Lower concentration + fresher notes → lighter, shorter-lasting scents.
Business implications:
For markets demanding long-lasting performance, brands should prioritize Extrait de Parfum formats and emphasize Woody / Oud / Rose compositions.
For everyday, casual consumers, the focus should be on EDT / fresh scents.
This analysis bridges consumer expectations with product design decisions, helping brands position products more strategically.
This analysis of the perfume dataset provides a structured view of how the fragrance market is shaped by audience preferences, brand strategies, product categories, and technical attributes such as type and longevity. From Q1 through Q5, several key insights emerge:
Unisex fragrances are no longer niche (Q1). With over one-third of the market, unisex perfumes have surpassed both male- and female-targeted products, reflecting a broad cultural shift toward inclusivity and flexibility in personal expression.
A few brands dominate through large product portfolios (Q2). Jean Paul Gaultier, Paris Corner, and Armaf together account for nearly half of the top 10 market share. Traditional luxury brands remain influential but compete more on brand equity than on sheer variety.
Woody, spicy, and floral–oriental blends define the mainstream market (Q3). Categories such as Woody Spicy and Floriental capture the largest shares, while Eau de Parfum (EDP) is the overwhelmingly dominant type. Niche categories like fresh or aquatic scents remain underrepresented, yet may offer opportunities for differentiation.
Gender preferences are statistically significant and structured (Q4).
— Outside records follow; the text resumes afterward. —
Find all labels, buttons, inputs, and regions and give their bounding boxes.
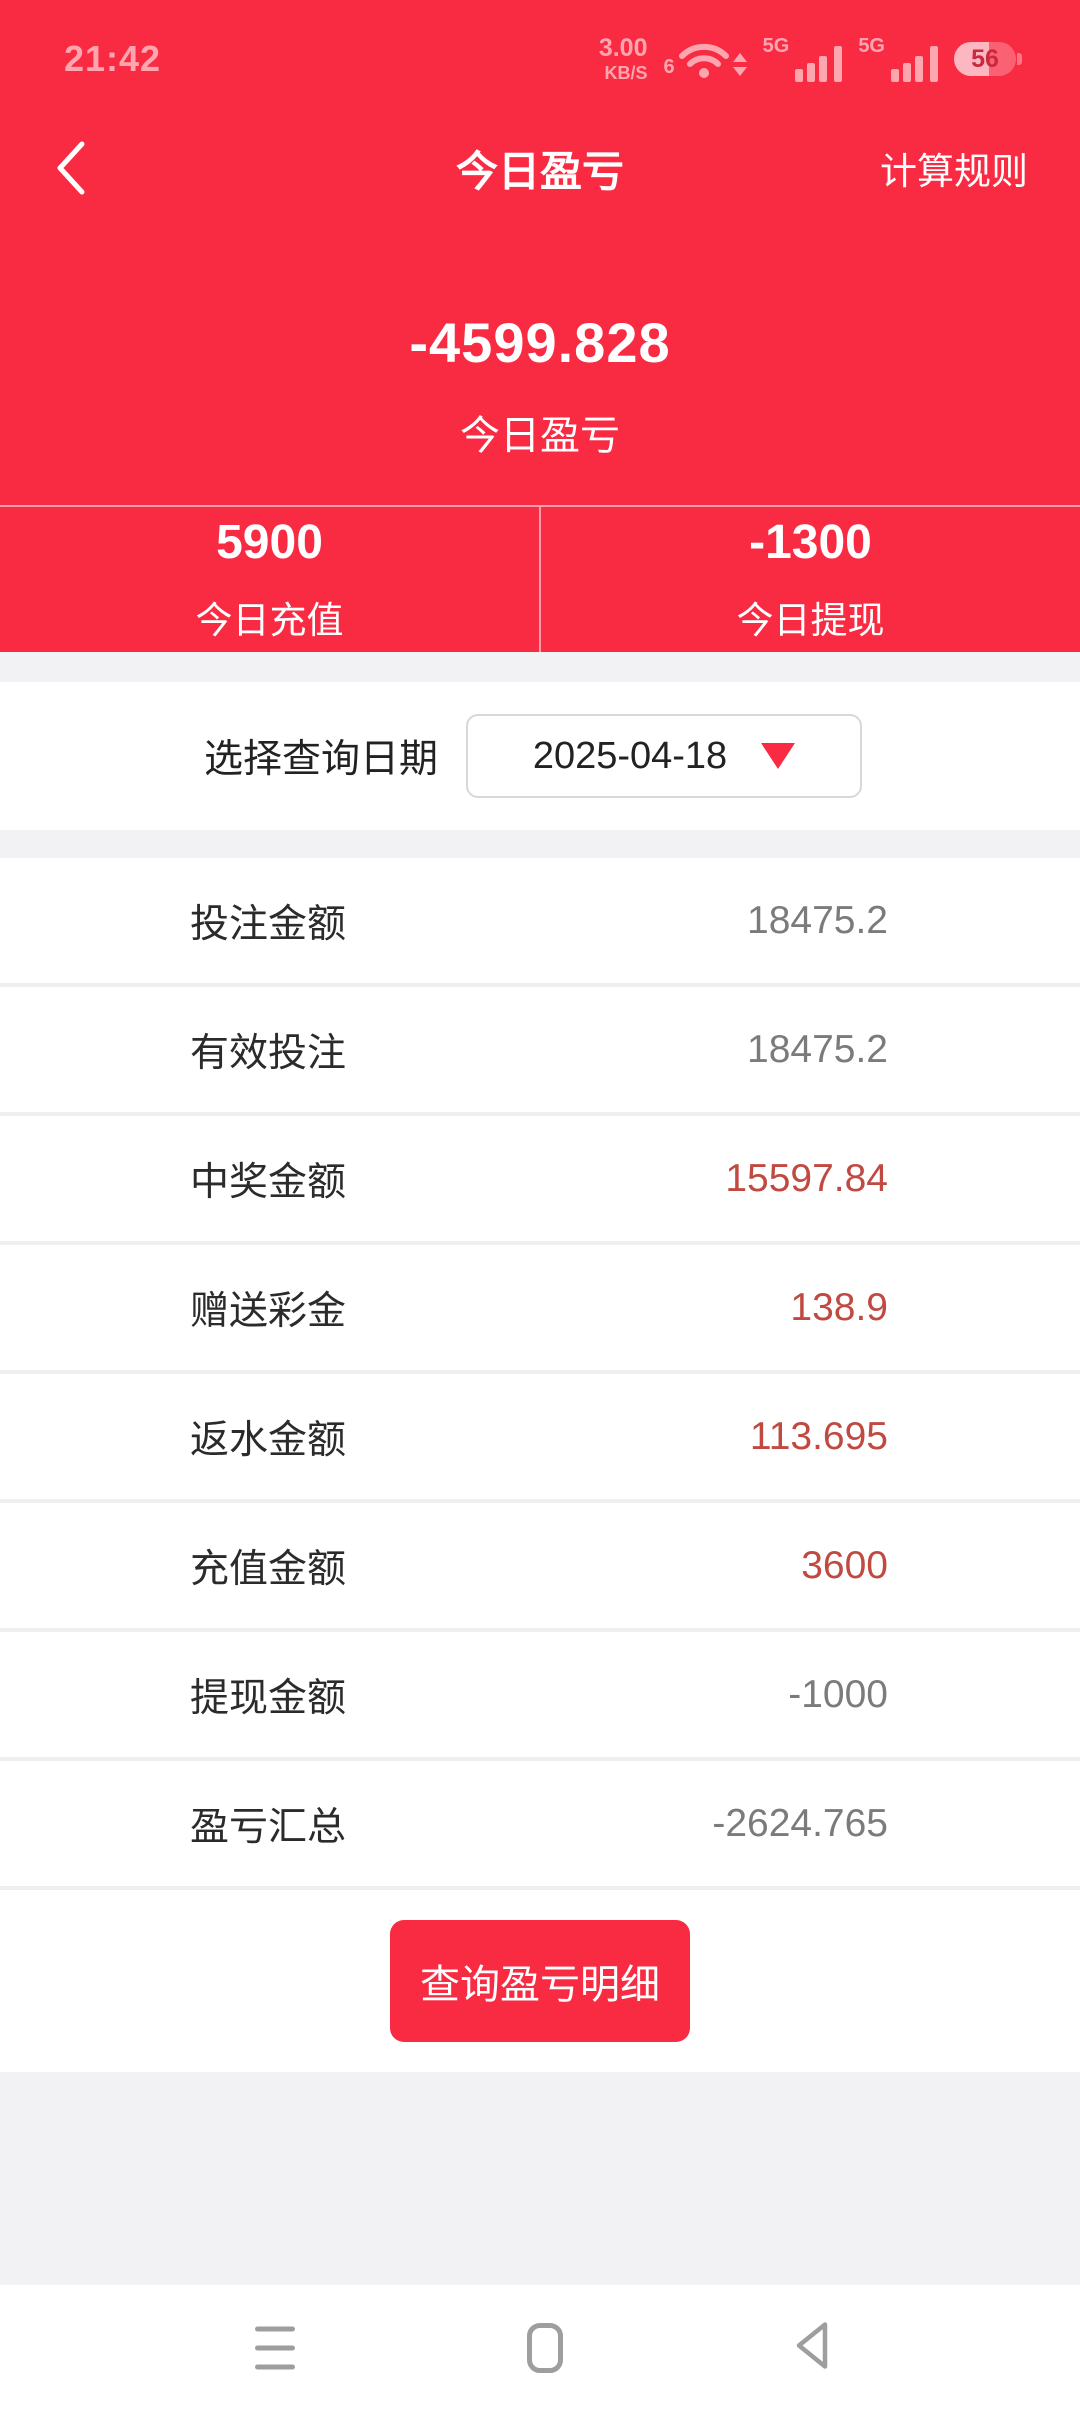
- row-label: 赠送彩金: [190, 1289, 347, 1333]
- row-label: 有效投注: [190, 1031, 347, 1075]
- today-withdraw-label: 今日提现: [736, 600, 885, 641]
- recents-icon[interactable]: [255, 2326, 295, 2369]
- summary-row-withdraw: 提现金额 -1000: [0, 1628, 1080, 1757]
- page-title: 今日盈亏: [455, 147, 624, 195]
- today-withdraw-stat: -1300 今日提现: [541, 507, 1080, 652]
- back-button[interactable]: [52, 133, 112, 203]
- network-speed-unit: KB/S: [604, 63, 648, 83]
- row-label: 提现金额: [190, 1676, 347, 1720]
- clock: 21:42: [64, 38, 162, 79]
- status-icons: 3.00 KB/S 6 5G: [598, 34, 1022, 83]
- selected-date: 2025-04-18: [532, 734, 728, 777]
- section-divider: [0, 830, 1080, 858]
- wifi-icon: 6: [664, 40, 747, 78]
- row-value: 113.695: [749, 1414, 888, 1458]
- data-transfer-arrows-icon: [732, 53, 747, 76]
- row-value: 3600: [801, 1543, 888, 1587]
- calc-rules-link[interactable]: 计算规则: [880, 151, 1028, 192]
- signal-bars-icon: [795, 46, 843, 82]
- today-deposit-label: 今日充值: [195, 600, 344, 641]
- action-section: 查询盈亏明细: [0, 1886, 1080, 2072]
- summary-row-win-amount: 中奖金额 15597.84: [0, 1112, 1080, 1241]
- date-picker-section: 选择查询日期 2025-04-18: [0, 682, 1080, 830]
- caret-down-icon: [761, 743, 796, 769]
- today-deposit-value: 5900: [216, 516, 323, 569]
- row-value: -1000: [788, 1672, 888, 1716]
- summary-row-valid-bet: 有效投注 18475.2: [0, 983, 1080, 1112]
- today-profit-value: -4599.828: [409, 311, 671, 374]
- wifi-generation-label: 6: [663, 56, 675, 78]
- battery-icon: 56: [954, 42, 1022, 76]
- network-speed: 3.00 KB/S: [598, 34, 648, 83]
- row-label: 充值金额: [190, 1547, 347, 1591]
- summary-row-rebate: 返水金额 113.695: [0, 1370, 1080, 1499]
- date-picker-dropdown[interactable]: 2025-04-18: [466, 714, 863, 798]
- sim1-network-label: 5G: [762, 35, 790, 57]
- today-deposit-stat: 5900 今日充值: [0, 507, 541, 652]
- wifi-arcs-icon: [678, 43, 729, 78]
- summary-row-deposit: 充值金额 3600: [0, 1499, 1080, 1628]
- summary-row-total: 盈亏汇总 -2624.765: [0, 1757, 1080, 1886]
- query-detail-button[interactable]: 查询盈亏明细: [390, 1920, 690, 2042]
- battery-fill: [954, 42, 989, 76]
- summary-row-bonus: 赠送彩金 138.9: [0, 1241, 1080, 1370]
- today-profit-label: 今日盈亏: [460, 414, 620, 458]
- section-divider: [0, 652, 1080, 682]
- sim2-signal-icon: 5G: [858, 36, 938, 82]
- row-value: -2624.765: [712, 1801, 888, 1845]
- date-picker-label: 选择查询日期: [204, 738, 439, 781]
- status-bar: 21:42 3.00 KB/S 6: [0, 0, 1080, 88]
- title-bar: 今日盈亏 计算规则: [0, 88, 1080, 248]
- row-label: 返水金额: [190, 1418, 347, 1462]
- system-nav-bar: [0, 2285, 1080, 2410]
- chevron-left-icon: [57, 141, 85, 195]
- network-speed-value: 3.00: [598, 34, 648, 62]
- hero-stats: 5900 今日充值 -1300 今日提现: [0, 505, 1080, 652]
- summary-list: 投注金额 18475.2 有效投注 18475.2 中奖金额 15597.84 …: [0, 858, 1080, 1886]
- row-label: 盈亏汇总: [190, 1805, 347, 1849]
- sim2-network-label: 5G: [858, 35, 885, 57]
- today-withdraw-value: -1300: [749, 516, 872, 569]
- row-label: 投注金额: [190, 902, 347, 946]
- row-label: 中奖金额: [190, 1160, 347, 1204]
- signal-bars-icon: [891, 46, 938, 82]
- home-icon[interactable]: [527, 2322, 563, 2373]
- back-icon[interactable]: [791, 2318, 833, 2377]
- row-value: 18475.2: [747, 898, 888, 942]
- hero-header: 21:42 3.00 KB/S 6: [0, 0, 1080, 652]
- row-value: 18475.2: [747, 1027, 888, 1071]
- battery-percent: 56: [971, 44, 999, 73]
- footer-spacer: [0, 2072, 1080, 2285]
- row-value: 15597.84: [725, 1156, 888, 1200]
- summary-row-bet-amount: 投注金额 18475.2: [0, 858, 1080, 983]
- sim1-signal-icon: 5G: [763, 36, 843, 82]
- row-value: 138.9: [790, 1285, 888, 1329]
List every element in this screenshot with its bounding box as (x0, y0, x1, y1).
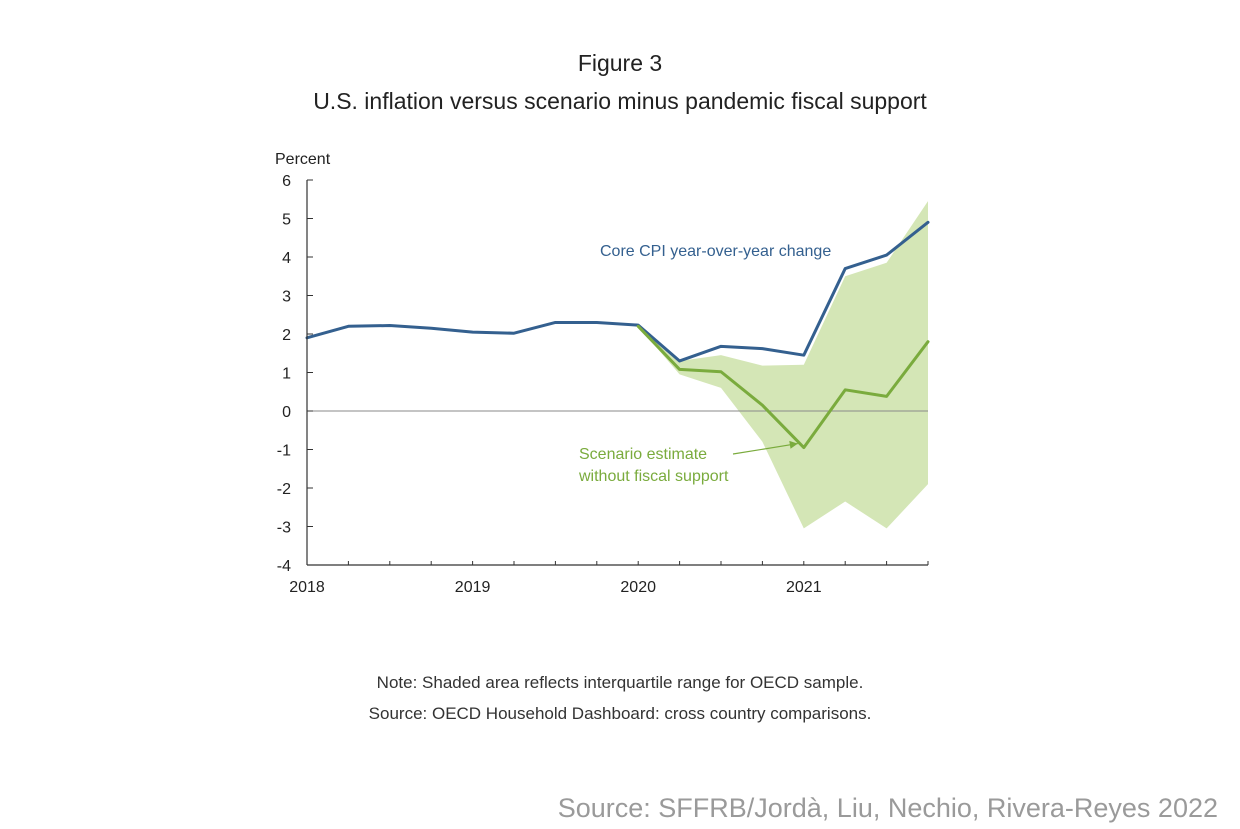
scenario-series-line (636, 324, 930, 450)
core-series-line (305, 220, 930, 363)
chart: 6 5 4 3 2 1 0 -1 -2 -3 -4 2018 2019 2020 2021 Percent C… (275, 151, 930, 596)
y-tick-label: 6 (282, 173, 291, 190)
chart-note: Note: Shaded area reflects interquartile… (376, 673, 864, 692)
x-tick-label: 2021 (786, 579, 822, 596)
x-tick-label: 2020 (620, 579, 656, 596)
figure-title: U.S. inflation versus scenario minus pan… (313, 88, 927, 114)
scenario-pointer-arrowhead (789, 440, 798, 449)
y-tick-label: 4 (282, 250, 291, 267)
y-tick-label: 0 (282, 404, 291, 421)
scenario-pointer-line (732, 442, 798, 455)
interquartile-band (638, 201, 928, 529)
y-tick-label: -3 (277, 520, 291, 537)
y-tick-label: -2 (277, 481, 291, 498)
core-series-label: Core CPI year-over-year change (600, 243, 831, 260)
figure-label: Figure 3 (577, 50, 663, 76)
y-tick-label: 2 (282, 327, 291, 344)
y-axis-label: Percent (275, 151, 331, 168)
y-tick-label: 1 (282, 366, 291, 383)
y-tick-label: 5 (282, 212, 291, 229)
y-tick-label: 3 (282, 289, 291, 306)
x-tick-label: 2019 (455, 579, 491, 596)
y-tick-label: -4 (277, 558, 291, 575)
x-tick-label: 2018 (289, 579, 325, 596)
scenario-series-label: Scenario estimate (579, 446, 707, 463)
scenario-series-label: without fiscal support (578, 468, 729, 485)
y-tick-label: -1 (277, 443, 291, 460)
chart-source: Source: OECD Household Dashboard: cross … (368, 704, 872, 723)
image-credit: Source: SFFRB/Jordà, Liu, Nechio, Rivera… (557, 793, 1218, 823)
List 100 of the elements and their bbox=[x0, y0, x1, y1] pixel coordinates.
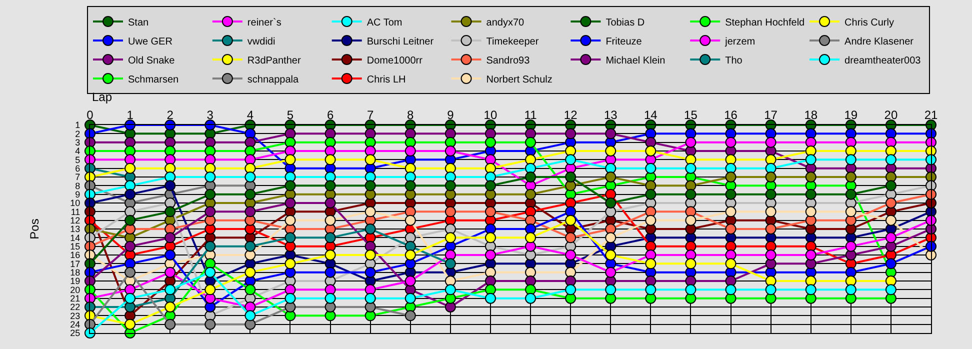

Chi-square tests confirm strong associations: floral and fruity categories are over-represented among female products, woody and spicy categories dominate male lines, while some blends (e.g., Amber Woody) successfully bridge into unisex markets. This highlights both the persistence of traditional preferences and areas of convergence.
Longevity is shaped by structural choices (Q5). Certain categories and types are systematically associated with stronger or longer-lasting scents, suggesting that product design choices directly influence consumer perception of durability and value.
📊 Strategic Takeaways
Invest in unisex product lines: Demand for gender-neutral fragrances has become mainstream.
Differentiate within dominant categories: The woody and floral–oriental spaces are crowded; innovation is required to stand out.
Balance portfolio strategy: Brands can win either through scale (broad product ranges) or through premium positioning with smaller but iconic collections.
Leverage longevity as a value driver: Positioning long-lasting perfumes within competitive categories may strengthen consumer trust and pricing power.